Autobus plonge dans un lac

Un autobus plonge dans un lac : 43 morts

Eastman : Un autobus transportant 49 handicapés a plongé cette nuit (4 août 1978), dans le lac d’Argent, à quelque 80 kilomètres au sud-est de Montréal, et selon les premières constatations, on craignait que six personnes seulement n’aient survécu.

Des plongeurs professionnels ont immédiatement été dépêchés sur les lieux, en même temps qu’une trentaine d’agents de la Sûreté du Québec. Le sergent Saint-Amand, du détachement de Granby, a précisé que l’autobus gisait par six mètres de fond.

L’autobus retournait à Asbestos, à une cinquantaine de kilomètres d’Eastman, où les visiteurs venaient d’assister à une représentation au théâtre de la Marjolaine. Tous étaient originaires d’Asbestos.

Le chauffeur, – l’un des survivants – a déclaré à la police que les freins avaient cédé alors qu’il descendait une pente abrupte, et que l’autobus avait quitté la route et plongé dans le lac.

Le pire accident d’une nature similaire qui se soit produit au Québec est survenu au janvier 1967, lorsque 19 étudiants et le chauffeur de leur autobus ont perdu la vie quand leur véhicule a été happé par un train de marchandises à un passage à niveau de Dorion.

Des problèmes à une roue

Le conducteur de l’autobus a confié à des amis qui étaient venus le rencontrer samedi durant les opérations de récupération près du site du plongeon fatal, qu’il avait entendu dire que l’autobus avait éprouvé des problèmes avec une roue la veille de l’accident.

Plus tôt, il avait raconté aux journalistes que c’est au moment où il descendait la côte à une vitesse de 20 milles à l’heure qu’il s’est aperçu que le véhicule n’avait plus de frein.

« J’ai alors tenté d’embrayer en deuxième pour obtenir plus de compression, mais cela n’a pas fonctionné. Nous avons alors pris de la vitesse, et quand j’ai vu le lac, j’ai pensé qu’en y plongeant dedans, l’eau amortirait le choc. J’ai aussitôt crié aux passagers de se cramponner à leurs sièges.

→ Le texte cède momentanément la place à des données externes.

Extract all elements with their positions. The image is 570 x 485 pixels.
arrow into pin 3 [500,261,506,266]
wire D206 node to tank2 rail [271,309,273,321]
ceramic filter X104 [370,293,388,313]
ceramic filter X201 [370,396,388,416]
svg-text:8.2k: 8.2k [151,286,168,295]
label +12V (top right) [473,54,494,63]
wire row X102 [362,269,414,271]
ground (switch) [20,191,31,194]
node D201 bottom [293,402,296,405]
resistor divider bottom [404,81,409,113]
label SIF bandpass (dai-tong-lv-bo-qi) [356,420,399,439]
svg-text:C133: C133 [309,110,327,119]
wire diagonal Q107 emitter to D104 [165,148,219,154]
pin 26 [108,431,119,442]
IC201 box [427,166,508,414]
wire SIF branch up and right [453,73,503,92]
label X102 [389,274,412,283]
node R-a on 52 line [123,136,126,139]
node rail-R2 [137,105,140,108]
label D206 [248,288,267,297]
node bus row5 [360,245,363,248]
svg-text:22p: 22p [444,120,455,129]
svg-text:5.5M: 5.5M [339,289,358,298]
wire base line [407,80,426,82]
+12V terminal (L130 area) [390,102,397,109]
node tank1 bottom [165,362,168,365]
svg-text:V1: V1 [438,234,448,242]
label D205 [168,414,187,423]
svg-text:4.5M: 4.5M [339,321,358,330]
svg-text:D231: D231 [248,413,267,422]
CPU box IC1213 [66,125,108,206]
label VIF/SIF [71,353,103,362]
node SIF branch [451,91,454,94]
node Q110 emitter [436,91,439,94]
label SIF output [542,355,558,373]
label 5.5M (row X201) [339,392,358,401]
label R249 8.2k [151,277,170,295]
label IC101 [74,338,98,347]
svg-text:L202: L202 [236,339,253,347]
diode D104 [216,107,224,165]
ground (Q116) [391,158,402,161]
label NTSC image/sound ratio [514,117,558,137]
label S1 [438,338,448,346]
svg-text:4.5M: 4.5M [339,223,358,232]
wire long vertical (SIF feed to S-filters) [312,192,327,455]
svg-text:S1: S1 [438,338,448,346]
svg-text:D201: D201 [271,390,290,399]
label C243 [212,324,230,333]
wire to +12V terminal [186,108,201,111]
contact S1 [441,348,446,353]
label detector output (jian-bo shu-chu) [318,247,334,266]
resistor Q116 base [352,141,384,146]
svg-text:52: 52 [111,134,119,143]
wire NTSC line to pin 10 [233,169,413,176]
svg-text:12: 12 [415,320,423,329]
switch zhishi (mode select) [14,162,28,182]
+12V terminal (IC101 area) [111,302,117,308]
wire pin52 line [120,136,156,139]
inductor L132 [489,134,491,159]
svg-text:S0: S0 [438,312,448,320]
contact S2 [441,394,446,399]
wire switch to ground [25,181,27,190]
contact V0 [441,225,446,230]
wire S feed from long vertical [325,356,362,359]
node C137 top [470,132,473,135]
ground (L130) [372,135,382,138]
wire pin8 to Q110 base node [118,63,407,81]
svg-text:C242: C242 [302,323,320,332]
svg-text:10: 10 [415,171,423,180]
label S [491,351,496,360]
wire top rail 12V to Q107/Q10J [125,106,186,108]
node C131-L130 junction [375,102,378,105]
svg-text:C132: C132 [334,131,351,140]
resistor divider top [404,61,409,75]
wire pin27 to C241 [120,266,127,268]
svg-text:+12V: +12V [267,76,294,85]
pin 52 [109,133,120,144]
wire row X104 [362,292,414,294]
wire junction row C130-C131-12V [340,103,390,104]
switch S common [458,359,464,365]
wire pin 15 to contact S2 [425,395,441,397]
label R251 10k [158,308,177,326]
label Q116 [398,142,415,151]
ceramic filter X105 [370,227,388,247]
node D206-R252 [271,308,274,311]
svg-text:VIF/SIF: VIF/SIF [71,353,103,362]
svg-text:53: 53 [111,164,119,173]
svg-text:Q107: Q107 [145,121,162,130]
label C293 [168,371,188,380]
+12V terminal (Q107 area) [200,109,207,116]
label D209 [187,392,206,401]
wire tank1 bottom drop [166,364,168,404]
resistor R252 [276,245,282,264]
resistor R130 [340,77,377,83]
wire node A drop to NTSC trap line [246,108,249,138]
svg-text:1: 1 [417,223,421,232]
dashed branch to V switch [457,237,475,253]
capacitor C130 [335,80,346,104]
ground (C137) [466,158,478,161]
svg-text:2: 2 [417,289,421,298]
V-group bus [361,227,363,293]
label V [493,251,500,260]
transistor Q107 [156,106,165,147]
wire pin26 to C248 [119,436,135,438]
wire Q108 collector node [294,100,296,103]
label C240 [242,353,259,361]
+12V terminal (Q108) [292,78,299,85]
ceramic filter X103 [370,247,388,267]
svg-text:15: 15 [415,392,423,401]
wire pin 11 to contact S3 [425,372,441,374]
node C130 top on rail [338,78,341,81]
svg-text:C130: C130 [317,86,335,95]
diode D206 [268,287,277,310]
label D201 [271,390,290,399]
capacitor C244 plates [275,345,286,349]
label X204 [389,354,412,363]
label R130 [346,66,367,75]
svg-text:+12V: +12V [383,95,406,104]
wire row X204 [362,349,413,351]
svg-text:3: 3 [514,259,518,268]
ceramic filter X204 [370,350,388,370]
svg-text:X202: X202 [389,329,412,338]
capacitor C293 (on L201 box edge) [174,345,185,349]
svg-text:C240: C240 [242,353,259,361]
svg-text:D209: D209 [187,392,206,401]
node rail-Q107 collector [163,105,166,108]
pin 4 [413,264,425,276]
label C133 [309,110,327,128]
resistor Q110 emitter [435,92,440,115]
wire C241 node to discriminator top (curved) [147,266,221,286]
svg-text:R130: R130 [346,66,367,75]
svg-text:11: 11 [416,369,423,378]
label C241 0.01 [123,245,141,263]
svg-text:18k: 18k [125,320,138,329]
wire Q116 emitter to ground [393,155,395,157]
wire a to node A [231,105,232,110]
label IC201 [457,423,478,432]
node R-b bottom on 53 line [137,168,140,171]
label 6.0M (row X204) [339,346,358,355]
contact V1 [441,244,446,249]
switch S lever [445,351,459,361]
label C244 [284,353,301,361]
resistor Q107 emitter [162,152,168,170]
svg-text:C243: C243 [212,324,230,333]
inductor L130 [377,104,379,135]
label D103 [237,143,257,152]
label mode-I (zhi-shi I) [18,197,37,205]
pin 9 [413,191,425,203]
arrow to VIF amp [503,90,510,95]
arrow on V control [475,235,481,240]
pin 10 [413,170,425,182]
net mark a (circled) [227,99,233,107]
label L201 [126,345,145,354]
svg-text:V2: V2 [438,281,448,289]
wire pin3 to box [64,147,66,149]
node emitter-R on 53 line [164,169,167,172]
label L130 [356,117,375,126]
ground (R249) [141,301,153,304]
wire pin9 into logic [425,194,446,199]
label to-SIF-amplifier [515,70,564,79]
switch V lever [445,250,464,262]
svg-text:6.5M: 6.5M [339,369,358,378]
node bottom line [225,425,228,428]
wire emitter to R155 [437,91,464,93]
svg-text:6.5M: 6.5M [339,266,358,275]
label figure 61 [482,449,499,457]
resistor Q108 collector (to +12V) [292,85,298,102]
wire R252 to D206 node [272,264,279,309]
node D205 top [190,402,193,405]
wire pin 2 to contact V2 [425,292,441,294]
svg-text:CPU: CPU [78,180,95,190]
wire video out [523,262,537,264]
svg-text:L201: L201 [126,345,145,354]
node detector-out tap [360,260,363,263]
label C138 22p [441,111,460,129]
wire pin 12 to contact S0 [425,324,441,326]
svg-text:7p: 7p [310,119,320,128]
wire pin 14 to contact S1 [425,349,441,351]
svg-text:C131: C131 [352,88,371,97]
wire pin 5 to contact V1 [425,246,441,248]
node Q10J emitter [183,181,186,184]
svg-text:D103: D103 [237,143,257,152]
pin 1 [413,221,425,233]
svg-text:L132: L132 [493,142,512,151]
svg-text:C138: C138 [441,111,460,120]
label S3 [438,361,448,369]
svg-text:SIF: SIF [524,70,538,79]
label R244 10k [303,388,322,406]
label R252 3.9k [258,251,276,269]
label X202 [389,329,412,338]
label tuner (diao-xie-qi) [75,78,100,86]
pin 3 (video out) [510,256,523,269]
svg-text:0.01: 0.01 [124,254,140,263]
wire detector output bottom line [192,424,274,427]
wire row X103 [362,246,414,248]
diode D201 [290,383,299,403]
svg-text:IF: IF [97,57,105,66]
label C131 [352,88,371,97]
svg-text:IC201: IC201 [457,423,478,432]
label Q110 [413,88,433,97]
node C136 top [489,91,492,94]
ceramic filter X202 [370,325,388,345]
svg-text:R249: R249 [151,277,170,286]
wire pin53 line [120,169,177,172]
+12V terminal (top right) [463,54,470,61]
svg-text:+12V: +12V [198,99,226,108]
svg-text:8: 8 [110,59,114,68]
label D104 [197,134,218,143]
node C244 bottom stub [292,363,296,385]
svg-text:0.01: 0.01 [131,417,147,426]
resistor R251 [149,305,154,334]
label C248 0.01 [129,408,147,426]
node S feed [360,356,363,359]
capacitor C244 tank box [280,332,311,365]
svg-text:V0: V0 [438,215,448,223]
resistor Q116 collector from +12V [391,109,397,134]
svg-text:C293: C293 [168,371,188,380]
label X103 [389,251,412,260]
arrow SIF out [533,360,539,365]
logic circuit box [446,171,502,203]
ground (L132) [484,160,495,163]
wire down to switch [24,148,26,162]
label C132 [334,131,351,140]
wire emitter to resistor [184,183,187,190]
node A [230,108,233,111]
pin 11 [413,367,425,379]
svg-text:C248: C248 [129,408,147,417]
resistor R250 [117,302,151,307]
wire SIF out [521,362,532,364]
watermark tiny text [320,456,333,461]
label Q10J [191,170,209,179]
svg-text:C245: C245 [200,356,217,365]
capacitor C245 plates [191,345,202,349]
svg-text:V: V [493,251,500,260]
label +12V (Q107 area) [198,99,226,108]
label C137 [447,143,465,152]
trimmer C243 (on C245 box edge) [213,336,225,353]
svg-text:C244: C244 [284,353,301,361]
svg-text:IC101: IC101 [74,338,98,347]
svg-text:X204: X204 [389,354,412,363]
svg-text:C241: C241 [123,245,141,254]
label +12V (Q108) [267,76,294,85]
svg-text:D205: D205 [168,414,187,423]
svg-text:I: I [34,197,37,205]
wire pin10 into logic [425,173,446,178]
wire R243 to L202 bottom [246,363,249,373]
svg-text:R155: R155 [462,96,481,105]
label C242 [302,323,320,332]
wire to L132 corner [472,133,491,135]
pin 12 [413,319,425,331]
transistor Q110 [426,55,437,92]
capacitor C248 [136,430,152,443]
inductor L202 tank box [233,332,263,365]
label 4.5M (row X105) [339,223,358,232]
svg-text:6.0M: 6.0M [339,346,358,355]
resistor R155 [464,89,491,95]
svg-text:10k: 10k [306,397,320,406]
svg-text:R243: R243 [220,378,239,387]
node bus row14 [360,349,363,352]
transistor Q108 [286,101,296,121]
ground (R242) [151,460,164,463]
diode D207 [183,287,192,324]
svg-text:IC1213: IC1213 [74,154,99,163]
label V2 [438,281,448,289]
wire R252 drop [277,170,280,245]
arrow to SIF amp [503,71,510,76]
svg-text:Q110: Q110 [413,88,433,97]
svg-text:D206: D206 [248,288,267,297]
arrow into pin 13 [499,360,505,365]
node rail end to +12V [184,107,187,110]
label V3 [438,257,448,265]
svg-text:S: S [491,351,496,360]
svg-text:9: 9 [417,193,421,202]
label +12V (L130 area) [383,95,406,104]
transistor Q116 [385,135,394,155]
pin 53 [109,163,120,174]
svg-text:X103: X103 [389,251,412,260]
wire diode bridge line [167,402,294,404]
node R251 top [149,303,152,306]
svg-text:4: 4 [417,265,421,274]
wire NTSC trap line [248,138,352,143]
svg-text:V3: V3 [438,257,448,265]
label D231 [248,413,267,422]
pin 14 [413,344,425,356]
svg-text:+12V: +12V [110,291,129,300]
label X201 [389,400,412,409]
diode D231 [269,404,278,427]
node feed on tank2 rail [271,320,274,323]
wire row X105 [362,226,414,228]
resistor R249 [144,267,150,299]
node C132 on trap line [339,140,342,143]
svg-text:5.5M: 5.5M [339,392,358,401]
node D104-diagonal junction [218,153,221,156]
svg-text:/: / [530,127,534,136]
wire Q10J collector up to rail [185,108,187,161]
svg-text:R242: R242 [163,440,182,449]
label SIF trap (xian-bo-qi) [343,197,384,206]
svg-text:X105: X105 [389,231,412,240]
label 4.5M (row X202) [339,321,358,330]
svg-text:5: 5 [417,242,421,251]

Denis Martel, qui occupe un emploi d’opérateur de machinerie lourde, conduisait à temps partiel des autobus depuis trois ans.

Une vision de cauchemar

C’est une vision de cauchemar qui attendait les témoins vers les 4 heures du matin, dimanche, lorsqu’on a retiré des eaux du lac d’Argent l’épave de l’autobus qui contenait encore 39 victimes sur 40 noyés dans des circonstances dramatiques.

En effet, à mesure que le camion-toueur retirait lentement des eaux boueuses du lac le lourd véhicule, on pouvait encore apercevoir des victimes entassées à la place du conducteur comme si elles avaient tenté désespérément de sortir par la porte et d’autres encore assises à leur banc.

Le groupe était composé de majorité d’handicapés et de vieillards qui accompagnaient des bénévoles de même qu’un religieuse et un abbé.

(Cela arrivait le 4 août 1978).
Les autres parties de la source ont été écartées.